You talked about testing your sources, but your example code refers to models. Keep in mind that if you are testing sources (the original raw tables that dbt uses in its models as opposed to the ones it creates), then there is native source freshness available: freshness | dbt Developer Hub
Thank you Joel for your reply!
By checking recency on model I’m actually checking weather data is properly coming in since this model is first in line,
But I’ll be also using source freshness on source table.
Changed minute but didn’t observed any difference.
Checking target directory SQLs generated, that’s useful I’ll have to do more checks and report back.
Checking generated dbt_utils_model_name_n_ef0c3b in target folder for my case and from what I observed I see that current_timestamp used in recency is using:
select current_timestamp::timestamp_ntz which gives:
2022-12-01T02:22:07.700000-08:00 if you use timestamp_tz.

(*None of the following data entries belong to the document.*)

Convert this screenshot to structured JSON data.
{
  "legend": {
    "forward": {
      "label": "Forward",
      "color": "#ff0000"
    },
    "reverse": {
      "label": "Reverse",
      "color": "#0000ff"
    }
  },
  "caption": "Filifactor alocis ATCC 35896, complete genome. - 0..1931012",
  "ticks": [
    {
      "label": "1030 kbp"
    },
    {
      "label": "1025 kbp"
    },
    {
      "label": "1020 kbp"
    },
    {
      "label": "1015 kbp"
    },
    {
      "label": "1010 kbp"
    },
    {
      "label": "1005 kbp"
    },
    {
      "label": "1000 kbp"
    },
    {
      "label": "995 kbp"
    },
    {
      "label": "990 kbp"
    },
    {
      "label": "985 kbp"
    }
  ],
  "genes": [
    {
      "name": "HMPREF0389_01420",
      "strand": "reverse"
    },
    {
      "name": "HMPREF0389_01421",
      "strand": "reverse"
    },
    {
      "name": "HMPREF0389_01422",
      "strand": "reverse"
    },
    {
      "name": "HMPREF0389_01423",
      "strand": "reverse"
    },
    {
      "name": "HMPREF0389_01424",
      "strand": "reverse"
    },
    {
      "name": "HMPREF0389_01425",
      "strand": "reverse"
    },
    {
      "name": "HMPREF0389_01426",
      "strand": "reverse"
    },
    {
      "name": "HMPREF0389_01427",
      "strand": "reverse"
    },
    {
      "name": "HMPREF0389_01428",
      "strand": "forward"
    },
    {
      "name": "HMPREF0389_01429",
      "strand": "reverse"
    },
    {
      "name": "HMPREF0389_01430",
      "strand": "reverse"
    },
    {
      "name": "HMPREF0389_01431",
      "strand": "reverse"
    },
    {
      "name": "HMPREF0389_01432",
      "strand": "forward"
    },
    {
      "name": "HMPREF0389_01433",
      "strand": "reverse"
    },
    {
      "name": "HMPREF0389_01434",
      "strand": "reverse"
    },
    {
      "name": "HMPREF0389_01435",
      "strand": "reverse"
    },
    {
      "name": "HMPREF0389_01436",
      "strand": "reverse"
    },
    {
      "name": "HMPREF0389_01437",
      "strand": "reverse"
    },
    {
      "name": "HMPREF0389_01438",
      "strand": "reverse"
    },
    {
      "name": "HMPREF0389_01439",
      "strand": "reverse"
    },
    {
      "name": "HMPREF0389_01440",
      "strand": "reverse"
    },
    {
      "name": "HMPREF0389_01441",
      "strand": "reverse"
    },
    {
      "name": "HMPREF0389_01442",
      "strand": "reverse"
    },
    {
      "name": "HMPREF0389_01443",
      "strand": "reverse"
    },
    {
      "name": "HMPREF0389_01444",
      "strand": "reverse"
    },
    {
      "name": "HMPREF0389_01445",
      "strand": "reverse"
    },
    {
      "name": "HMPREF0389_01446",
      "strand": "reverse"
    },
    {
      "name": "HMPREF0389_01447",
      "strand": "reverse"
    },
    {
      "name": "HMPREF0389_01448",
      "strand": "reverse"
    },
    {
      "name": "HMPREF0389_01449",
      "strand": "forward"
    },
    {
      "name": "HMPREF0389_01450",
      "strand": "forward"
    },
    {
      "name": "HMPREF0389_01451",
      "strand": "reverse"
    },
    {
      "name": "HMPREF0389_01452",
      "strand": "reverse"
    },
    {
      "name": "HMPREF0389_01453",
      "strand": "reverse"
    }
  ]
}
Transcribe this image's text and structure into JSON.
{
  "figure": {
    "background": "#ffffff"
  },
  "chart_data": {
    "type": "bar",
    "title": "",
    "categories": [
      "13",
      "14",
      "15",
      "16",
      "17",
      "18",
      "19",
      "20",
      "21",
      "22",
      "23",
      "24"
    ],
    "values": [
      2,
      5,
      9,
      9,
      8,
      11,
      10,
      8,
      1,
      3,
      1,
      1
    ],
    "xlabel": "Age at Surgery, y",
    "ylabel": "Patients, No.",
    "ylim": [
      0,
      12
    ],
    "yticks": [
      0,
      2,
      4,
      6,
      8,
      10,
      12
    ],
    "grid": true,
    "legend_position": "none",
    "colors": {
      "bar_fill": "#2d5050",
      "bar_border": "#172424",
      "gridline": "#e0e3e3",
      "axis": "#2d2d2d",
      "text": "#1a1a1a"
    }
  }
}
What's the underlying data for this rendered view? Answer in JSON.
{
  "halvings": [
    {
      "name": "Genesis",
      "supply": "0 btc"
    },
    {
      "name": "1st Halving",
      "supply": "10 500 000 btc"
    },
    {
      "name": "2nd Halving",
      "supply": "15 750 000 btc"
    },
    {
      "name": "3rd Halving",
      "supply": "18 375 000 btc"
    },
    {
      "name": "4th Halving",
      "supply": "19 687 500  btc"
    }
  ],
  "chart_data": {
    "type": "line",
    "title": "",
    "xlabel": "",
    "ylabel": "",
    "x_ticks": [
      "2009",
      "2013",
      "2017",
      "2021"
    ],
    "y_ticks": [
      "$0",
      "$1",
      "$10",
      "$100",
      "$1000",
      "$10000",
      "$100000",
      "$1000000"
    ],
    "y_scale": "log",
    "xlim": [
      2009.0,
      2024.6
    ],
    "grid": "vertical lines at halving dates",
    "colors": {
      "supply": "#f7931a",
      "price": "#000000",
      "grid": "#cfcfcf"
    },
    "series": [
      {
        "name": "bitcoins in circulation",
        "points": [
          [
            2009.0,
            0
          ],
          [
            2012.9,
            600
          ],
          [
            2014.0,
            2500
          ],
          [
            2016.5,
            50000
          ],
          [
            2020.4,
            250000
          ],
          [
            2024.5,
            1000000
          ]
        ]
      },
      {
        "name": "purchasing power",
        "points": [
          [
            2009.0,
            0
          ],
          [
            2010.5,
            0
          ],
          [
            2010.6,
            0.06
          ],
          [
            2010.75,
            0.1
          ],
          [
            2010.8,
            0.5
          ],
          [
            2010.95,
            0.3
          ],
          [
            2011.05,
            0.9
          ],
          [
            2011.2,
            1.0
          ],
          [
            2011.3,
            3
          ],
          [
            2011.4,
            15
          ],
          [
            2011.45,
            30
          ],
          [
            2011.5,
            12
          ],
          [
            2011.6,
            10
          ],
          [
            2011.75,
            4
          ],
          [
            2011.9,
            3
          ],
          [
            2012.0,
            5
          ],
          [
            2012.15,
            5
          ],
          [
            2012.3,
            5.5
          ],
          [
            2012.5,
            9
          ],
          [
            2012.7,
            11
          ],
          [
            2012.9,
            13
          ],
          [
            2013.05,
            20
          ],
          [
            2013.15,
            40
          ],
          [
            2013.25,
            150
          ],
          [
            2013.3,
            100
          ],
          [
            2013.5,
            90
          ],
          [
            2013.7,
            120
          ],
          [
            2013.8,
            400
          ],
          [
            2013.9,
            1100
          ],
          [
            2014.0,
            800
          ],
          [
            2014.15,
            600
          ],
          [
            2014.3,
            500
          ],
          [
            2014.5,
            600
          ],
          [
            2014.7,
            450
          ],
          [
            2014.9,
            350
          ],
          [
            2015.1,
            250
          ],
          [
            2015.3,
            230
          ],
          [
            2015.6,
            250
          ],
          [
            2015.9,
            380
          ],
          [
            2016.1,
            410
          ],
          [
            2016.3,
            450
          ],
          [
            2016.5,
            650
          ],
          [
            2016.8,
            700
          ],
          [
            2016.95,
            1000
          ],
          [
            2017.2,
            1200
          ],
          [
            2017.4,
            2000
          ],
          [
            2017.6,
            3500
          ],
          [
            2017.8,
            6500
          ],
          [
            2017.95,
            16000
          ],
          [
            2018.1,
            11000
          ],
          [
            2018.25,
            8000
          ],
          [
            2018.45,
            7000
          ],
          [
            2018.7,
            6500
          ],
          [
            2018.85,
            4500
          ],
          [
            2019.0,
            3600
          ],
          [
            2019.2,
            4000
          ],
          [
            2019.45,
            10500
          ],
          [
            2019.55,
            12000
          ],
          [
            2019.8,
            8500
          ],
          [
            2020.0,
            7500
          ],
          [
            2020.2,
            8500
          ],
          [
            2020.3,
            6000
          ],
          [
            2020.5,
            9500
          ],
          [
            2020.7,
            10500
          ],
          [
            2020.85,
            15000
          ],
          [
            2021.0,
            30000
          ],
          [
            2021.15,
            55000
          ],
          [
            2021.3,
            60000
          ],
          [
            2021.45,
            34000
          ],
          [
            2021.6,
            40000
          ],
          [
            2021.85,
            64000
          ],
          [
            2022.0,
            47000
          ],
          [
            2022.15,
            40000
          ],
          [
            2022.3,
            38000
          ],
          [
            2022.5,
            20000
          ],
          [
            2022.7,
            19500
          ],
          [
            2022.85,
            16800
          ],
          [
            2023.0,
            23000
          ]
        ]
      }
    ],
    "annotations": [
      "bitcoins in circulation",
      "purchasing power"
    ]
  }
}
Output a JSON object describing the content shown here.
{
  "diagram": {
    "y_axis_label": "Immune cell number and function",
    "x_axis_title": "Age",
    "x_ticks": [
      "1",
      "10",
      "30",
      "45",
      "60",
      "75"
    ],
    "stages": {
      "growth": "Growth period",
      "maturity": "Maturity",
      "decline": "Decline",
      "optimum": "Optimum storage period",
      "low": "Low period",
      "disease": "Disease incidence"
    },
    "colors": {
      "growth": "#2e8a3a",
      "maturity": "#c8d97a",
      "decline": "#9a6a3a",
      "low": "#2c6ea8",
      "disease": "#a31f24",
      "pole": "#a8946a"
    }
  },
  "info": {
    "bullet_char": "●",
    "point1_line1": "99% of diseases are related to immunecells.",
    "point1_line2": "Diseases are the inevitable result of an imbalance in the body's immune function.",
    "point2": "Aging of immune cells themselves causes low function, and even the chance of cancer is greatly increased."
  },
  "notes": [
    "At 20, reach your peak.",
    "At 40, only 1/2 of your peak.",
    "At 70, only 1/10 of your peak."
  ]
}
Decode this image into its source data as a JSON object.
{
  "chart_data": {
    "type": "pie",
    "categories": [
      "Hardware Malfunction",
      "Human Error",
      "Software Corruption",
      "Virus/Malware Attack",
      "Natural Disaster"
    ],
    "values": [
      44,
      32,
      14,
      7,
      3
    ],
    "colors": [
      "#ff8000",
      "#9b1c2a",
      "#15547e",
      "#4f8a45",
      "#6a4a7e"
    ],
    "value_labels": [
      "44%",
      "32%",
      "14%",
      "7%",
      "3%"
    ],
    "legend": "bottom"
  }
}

And in our model we are running refresh by hour like: select trunc(dateadd(hour,-1,SYSDATE()),'HOUR') which currently gives 2022-12-01T09:00:00 and if timestamp_tz is used thats: 2022-12-01T09:00:00-08:00
I was checking difference between SYSDATE and CURRENT_DATE here. Although this is for Oracle I believe that same apply for Snowflake
Wouldn’t it be logical than that you should use SYSDATE in recency instead of CURRENT_DATE ?
Are you saying that when you change the recency query defined here to use sysdate() instead of current_date() that you can cause your test to fail as you expect?
Each warehouse can have a specific implementation of the dbt.current_timestamp() macro. It looks like this is how the Oracle adapter has implemented it:
This is based on dbt utils 0.9.6 (the latest shipping version) - which version of dbt utils are you using?